Researchers at the Imperial College London have just released data from animal studies in which they were able to prevent the development of Alzheimer’s disease (AD) by using a virus to deliver a specific gene into the brain. The results from this study could open avenues toward potential new treatments for the disease.
“Although these findings are very early, they suggest this gene therapy may have potential therapeutic use for patients,” explained senior study investigator Magdalena Sastre, Ph.D., senior lecturer in the department of medicine at the Imperial College London. “There are many hurdles to overcome, and at the moment the only way to deliver the gene is via an injection directly into the brain. However, this proof-of-concept study shows this approach warrants further investigation.”
The Imperial College researchers used a modified lentivirus to deliver the peroxisome proliferator-activated receptor-γ (PPARγ)-coactivator-1α (PGC-1α) gene to brain cells, which previous studies suggested may prevent the formation of amyloid-beta peptide (Aβ)—at least for cells grown in vitro. Aβ peptide is the main component of amyloid plaques, the sticky clumps of protein found in the brains of people with AD. These plaques are thought to trigger the death of brain cells.
“Scientists harness the way lentivirus infects cells to produce a modified version of the virus, that delivers genes into specific cells,” remarked co-study author Nicholas Mazarakis, Ph.D., chair of molecular biomedicine and head of gene therapy at Imperial College London. “It is being used in experiments to treat a range of conditions from arthritis to cancer. We have previously successfully used the lentivirus vector in clinical trials to deliver genes into the brains of Parkinson's disease patients.”
The findings from this study were published recently in PNAS in an article entitled “PPARγ-Coactivator-1α Gene Transfer Reduces Neuronal Loss and Amyloid-β Generation by Reducing β-Secretase in an Alzheimer’s Disease Model.”
Worldwide, 47.5 million people are affected by dementia—of which AD constitutes the most common form. Symptoms include memory loss, confusion, and change in mood or personality. Currently, there is no cure, although some existing drugs can help treat the symptoms of the disease.
In the new study, the investigators injected the virus containing the PGC-1α gene into two areas of the brains of mice susceptible to AD. The areas targeted were the hippocampus and the cortex, as these are the first regions to develop amyloid plaques in AD.
Damage to the hippocampus affects short-term memory and leads to a person forgetting recent events, such as a conversation or what they ate for breakfast. The hippocampus is also responsible for orientation, and damage results in a person becoming lost on familiar journeys, such as driving home from the shops. The cortex, meanwhile, is responsible for long-term memory, reasoning, thinking, and mood. Damage can trigger symptoms such as depression and agitation.

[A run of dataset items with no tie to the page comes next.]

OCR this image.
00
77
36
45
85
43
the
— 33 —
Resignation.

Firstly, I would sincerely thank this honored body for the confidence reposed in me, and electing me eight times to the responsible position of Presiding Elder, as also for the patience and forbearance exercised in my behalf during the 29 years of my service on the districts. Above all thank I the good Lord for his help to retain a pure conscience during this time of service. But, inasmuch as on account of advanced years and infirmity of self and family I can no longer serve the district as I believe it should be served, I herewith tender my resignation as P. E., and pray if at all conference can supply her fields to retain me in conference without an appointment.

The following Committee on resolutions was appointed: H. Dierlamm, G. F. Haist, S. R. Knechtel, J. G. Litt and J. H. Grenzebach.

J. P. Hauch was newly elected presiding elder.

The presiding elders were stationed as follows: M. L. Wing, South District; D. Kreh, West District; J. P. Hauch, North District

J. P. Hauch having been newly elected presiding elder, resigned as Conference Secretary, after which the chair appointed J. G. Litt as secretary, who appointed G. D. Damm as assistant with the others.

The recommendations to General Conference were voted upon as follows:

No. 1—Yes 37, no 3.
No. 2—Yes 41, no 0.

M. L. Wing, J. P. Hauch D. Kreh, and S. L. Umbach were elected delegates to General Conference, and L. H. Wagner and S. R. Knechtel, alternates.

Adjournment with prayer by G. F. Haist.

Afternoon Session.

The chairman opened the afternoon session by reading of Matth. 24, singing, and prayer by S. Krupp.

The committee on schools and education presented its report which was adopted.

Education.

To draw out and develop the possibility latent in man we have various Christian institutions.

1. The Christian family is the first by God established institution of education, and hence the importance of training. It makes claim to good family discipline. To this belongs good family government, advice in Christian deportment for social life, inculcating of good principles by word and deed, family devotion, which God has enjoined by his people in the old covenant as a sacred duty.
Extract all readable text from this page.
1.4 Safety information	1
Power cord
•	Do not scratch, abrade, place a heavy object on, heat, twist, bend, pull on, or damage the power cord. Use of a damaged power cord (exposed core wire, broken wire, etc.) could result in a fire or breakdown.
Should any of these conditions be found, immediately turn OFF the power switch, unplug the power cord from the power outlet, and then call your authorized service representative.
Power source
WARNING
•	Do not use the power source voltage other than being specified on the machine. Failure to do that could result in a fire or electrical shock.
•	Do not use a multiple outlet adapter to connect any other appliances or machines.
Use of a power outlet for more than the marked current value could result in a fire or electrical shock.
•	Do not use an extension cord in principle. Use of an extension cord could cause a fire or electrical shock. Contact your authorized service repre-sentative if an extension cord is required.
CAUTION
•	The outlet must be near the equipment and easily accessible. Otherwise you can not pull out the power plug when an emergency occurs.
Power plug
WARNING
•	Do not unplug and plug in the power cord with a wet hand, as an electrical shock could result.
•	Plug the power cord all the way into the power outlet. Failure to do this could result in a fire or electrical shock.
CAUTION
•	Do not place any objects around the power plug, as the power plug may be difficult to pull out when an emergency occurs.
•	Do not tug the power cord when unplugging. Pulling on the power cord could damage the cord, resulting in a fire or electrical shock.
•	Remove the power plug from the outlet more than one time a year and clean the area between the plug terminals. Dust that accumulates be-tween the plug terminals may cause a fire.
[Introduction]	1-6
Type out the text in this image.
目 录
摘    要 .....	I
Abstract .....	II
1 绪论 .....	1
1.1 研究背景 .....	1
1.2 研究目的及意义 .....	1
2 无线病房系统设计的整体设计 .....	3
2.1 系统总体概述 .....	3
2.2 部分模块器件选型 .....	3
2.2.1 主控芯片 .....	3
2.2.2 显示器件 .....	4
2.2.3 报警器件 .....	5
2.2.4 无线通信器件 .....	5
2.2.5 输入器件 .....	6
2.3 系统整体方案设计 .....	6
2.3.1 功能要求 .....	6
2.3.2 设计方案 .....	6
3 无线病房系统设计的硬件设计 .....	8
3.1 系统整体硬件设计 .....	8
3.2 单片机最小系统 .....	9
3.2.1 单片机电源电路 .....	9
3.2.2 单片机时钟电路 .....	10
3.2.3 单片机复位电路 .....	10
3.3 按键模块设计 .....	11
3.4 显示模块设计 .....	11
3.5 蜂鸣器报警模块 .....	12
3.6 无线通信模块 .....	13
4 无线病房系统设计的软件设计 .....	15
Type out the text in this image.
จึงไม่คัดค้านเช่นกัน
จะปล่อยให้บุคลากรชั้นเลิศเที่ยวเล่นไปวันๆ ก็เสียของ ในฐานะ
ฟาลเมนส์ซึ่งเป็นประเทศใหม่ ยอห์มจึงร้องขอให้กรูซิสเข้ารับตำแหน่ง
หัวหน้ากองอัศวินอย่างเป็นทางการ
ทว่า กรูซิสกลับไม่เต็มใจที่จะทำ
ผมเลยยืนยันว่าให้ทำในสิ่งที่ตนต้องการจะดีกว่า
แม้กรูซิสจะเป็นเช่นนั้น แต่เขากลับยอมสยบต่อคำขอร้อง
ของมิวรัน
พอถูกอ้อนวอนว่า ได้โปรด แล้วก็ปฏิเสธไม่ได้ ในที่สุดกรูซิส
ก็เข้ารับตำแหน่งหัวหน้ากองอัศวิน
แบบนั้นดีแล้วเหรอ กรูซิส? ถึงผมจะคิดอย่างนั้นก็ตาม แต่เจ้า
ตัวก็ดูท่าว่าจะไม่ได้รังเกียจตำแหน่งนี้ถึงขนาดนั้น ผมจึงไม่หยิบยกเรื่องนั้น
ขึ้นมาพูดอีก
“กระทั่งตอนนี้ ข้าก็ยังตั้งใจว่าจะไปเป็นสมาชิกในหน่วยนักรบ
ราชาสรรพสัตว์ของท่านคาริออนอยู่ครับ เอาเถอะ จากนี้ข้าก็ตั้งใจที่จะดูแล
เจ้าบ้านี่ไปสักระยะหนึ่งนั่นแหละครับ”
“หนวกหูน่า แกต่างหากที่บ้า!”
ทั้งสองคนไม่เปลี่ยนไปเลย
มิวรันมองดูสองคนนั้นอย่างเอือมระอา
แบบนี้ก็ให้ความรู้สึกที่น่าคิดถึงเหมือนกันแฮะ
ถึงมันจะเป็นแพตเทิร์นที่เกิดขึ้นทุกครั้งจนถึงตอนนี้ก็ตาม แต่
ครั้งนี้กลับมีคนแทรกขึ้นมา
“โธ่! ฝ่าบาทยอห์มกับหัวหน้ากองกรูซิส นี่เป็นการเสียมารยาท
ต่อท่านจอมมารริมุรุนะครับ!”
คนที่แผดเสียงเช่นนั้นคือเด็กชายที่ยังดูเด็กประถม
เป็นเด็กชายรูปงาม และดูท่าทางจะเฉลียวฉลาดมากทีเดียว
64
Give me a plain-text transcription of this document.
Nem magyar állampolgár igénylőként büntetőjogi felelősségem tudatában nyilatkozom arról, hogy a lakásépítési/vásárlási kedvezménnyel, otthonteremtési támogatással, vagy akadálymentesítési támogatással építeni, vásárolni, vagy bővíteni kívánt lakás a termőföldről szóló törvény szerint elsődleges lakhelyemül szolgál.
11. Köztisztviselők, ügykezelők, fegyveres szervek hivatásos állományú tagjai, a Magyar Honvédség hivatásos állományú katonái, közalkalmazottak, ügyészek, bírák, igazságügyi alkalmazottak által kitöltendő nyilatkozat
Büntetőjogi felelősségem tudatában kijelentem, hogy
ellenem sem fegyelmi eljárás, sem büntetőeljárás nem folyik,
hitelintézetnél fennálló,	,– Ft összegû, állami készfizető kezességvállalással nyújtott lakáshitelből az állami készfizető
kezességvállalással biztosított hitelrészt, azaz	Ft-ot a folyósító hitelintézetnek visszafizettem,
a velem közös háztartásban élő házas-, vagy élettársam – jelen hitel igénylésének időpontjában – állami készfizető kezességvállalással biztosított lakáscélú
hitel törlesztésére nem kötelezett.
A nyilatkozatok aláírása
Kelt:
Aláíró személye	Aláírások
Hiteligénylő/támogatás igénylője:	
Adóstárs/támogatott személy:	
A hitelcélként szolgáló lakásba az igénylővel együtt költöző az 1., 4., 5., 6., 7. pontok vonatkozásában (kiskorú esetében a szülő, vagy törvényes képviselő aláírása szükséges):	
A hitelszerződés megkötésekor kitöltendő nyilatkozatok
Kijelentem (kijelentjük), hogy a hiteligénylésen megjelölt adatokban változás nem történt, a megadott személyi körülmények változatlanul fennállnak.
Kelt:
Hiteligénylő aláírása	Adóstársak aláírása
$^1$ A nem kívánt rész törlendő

The mice in this study were treated at the early stages of AD when they still had not developed amyloid plaques. After 4 months, the team found that mice who received the gene had very few amyloid plaques, compared with the untreated mice, who had multiple plaques in their brain. Moreover, the treated mice performed as well in memory tasks as healthy mice. The tasks included challenges such as replacing a familiar object in the mouse's cage with a new one. If the mice had a healthy memory, they would explore the new object for longer.
The investigators also discovered that there was no loss of brain cells in the hippocampus of the mice who received the gene therapy. In addition to this, the treated mice had a reduction in the number of glial cells, which in AD can release toxic inflammatory substances that cause further cell damage.
The researchers are optimistic about their findings but urge caution in over interpretation of the results. “We are still years from using this in the clinic,” Dr. Sastre noted. “However, in a disease that urgently needs new options for patients, this work provides hope for future therapies.”
“There are currently no treatments able to halt the progression of damage in Alzheimer's, so studies like this are important for highlighting new and innovative approaches to take us toward that goal,” added David Reynolds, Ph.D., chief scientific officer at Alzheimer's Research UK, who was not connected with the current study. “This research sets a foundation for exploring gene therapy as a treatment strategy for AD, but further studies are needed to establish whether gene therapy would be safe, effective, and practical to use in people with the disease. The findings support PGC-1α as a potential target for the development of new medicines, which is a promising step on the road toward developing treatments for this devastating condition.”